With city roads dug up for development, Lahore looks like post-World War II Europe.

Indian visitors to Lahore wax eloquent about all that the city has in common with Delhi. And, vice versa. Indeed, the older quarters of the two cities, developed by the Mughals, bear a striking resemblance to each other. And, now, by the looks of it, Lahore’s latest addition to its infrastructure — the Bus Rapid Transit System (BRTS) — is going through the same trajectory of difficulties that Delhi’s BRTS faced.

Land acquisition, dug-up roads leading to traffic snarls and changing the face of the city roads to the extent that it becomes unrecognisable to its residents, affordability, and, of course, the usual doubts about procedures and financial problems are some of the issues being flagged in the discourse.

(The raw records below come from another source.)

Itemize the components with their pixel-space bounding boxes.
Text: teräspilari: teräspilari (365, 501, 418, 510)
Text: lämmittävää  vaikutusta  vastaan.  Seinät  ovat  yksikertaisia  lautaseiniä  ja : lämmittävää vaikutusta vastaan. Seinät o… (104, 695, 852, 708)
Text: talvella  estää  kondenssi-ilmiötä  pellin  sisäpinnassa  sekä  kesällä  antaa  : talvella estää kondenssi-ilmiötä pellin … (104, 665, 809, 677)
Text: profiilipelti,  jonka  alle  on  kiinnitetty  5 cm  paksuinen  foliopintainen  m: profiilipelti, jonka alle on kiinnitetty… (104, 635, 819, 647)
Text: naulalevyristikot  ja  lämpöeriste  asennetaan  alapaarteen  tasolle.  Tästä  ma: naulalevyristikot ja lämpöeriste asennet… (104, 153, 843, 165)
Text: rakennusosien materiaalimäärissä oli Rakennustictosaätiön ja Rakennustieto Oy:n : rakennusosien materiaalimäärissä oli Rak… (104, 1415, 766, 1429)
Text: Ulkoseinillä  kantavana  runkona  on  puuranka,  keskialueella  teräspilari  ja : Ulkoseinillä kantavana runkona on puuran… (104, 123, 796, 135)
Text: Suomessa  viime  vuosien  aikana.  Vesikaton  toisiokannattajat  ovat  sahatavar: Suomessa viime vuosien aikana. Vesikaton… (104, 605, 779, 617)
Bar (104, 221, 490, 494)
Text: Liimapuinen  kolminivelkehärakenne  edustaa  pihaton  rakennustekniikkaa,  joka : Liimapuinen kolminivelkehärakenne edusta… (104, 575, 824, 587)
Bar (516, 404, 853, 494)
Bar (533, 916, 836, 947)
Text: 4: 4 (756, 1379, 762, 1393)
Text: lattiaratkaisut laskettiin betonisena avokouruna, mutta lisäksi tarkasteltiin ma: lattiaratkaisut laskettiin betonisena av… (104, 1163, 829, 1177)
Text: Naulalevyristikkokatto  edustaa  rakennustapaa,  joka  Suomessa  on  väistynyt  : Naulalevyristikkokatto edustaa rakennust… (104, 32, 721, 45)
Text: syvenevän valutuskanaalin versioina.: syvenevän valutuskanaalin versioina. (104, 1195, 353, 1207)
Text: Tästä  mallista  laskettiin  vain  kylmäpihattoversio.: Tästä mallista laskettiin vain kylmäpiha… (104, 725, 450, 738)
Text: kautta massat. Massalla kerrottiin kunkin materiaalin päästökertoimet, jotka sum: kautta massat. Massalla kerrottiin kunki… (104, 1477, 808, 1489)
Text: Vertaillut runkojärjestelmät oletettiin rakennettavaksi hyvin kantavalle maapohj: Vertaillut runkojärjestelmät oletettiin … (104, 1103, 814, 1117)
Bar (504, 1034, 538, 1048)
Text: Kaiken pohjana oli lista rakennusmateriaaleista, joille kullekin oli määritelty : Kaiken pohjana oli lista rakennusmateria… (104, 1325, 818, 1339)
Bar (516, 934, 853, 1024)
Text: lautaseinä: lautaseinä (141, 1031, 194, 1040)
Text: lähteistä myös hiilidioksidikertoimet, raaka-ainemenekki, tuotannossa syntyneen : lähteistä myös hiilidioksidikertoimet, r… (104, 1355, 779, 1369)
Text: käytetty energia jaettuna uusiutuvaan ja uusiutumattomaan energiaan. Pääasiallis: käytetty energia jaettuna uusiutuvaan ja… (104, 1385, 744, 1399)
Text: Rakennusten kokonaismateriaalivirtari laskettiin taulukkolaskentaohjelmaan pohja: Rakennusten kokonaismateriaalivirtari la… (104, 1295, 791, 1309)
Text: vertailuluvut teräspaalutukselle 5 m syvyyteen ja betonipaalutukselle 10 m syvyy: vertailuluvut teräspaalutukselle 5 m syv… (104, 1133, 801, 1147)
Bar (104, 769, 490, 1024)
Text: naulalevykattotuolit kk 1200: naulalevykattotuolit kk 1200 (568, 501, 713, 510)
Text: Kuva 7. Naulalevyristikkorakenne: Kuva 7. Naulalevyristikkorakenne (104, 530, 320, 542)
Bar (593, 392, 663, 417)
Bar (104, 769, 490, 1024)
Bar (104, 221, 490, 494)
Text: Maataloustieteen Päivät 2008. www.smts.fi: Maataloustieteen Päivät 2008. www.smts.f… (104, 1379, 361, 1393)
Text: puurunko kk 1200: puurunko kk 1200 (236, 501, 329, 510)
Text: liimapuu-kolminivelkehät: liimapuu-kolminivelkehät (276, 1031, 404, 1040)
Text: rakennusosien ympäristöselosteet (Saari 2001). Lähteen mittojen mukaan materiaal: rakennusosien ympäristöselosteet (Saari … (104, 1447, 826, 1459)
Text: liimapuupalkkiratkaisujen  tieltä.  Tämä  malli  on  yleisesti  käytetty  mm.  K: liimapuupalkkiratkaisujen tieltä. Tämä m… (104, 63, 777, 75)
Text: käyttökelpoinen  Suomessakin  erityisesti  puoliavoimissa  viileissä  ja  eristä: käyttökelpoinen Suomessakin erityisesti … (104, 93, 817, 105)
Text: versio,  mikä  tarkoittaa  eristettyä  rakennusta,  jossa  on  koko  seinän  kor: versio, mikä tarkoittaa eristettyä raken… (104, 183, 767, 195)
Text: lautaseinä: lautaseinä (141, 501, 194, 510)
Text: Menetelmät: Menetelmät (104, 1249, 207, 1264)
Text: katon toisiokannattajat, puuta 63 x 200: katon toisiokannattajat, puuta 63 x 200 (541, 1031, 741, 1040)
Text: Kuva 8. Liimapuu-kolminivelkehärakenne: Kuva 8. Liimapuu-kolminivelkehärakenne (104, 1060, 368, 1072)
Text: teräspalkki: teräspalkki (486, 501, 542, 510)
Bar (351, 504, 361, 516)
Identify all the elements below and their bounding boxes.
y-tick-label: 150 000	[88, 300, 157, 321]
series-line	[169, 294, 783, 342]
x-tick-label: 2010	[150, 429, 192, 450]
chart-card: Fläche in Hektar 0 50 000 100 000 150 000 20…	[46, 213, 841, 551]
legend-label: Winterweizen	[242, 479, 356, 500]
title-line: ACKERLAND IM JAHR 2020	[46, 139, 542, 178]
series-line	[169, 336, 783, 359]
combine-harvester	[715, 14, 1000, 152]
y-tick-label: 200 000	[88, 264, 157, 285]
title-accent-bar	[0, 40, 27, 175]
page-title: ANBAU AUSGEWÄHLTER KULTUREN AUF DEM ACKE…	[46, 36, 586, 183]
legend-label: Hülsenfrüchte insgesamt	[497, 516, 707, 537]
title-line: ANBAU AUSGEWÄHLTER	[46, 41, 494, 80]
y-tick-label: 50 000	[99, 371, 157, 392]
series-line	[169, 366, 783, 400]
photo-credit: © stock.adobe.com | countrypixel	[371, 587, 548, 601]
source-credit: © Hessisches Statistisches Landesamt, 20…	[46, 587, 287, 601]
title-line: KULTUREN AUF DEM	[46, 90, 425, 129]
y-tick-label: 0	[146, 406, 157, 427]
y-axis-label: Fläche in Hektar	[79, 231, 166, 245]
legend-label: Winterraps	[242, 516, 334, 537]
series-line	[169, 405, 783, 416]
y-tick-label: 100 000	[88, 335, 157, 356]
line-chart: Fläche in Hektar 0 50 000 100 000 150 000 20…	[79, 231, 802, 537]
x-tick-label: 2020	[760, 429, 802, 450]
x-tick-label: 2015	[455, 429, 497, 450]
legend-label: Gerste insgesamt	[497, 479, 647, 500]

What has made the BRTS development particularly problematic for Lahore’s residents is that the provincial government — in a rush to have it running before the 2013 elections — has dug up the entire 27 km stretch in one go; making the city, in the words of one conservationist, look like post-World War II Europe.

Though modeled along the lines of the BRTS in Istanbul, the advocates and nay-sayers also refer to the one in Ahmedabad, an example that is closer home, complete with all the issues central to any infrastructural project in South Asia. And there could be more complaints once it is operational, especially since Lahore’s drivers are no different from Delhi’s. Given that lane-driving does not come easily to South Asians, the discipline that BRTS demands is bound to come with its share of grumbling.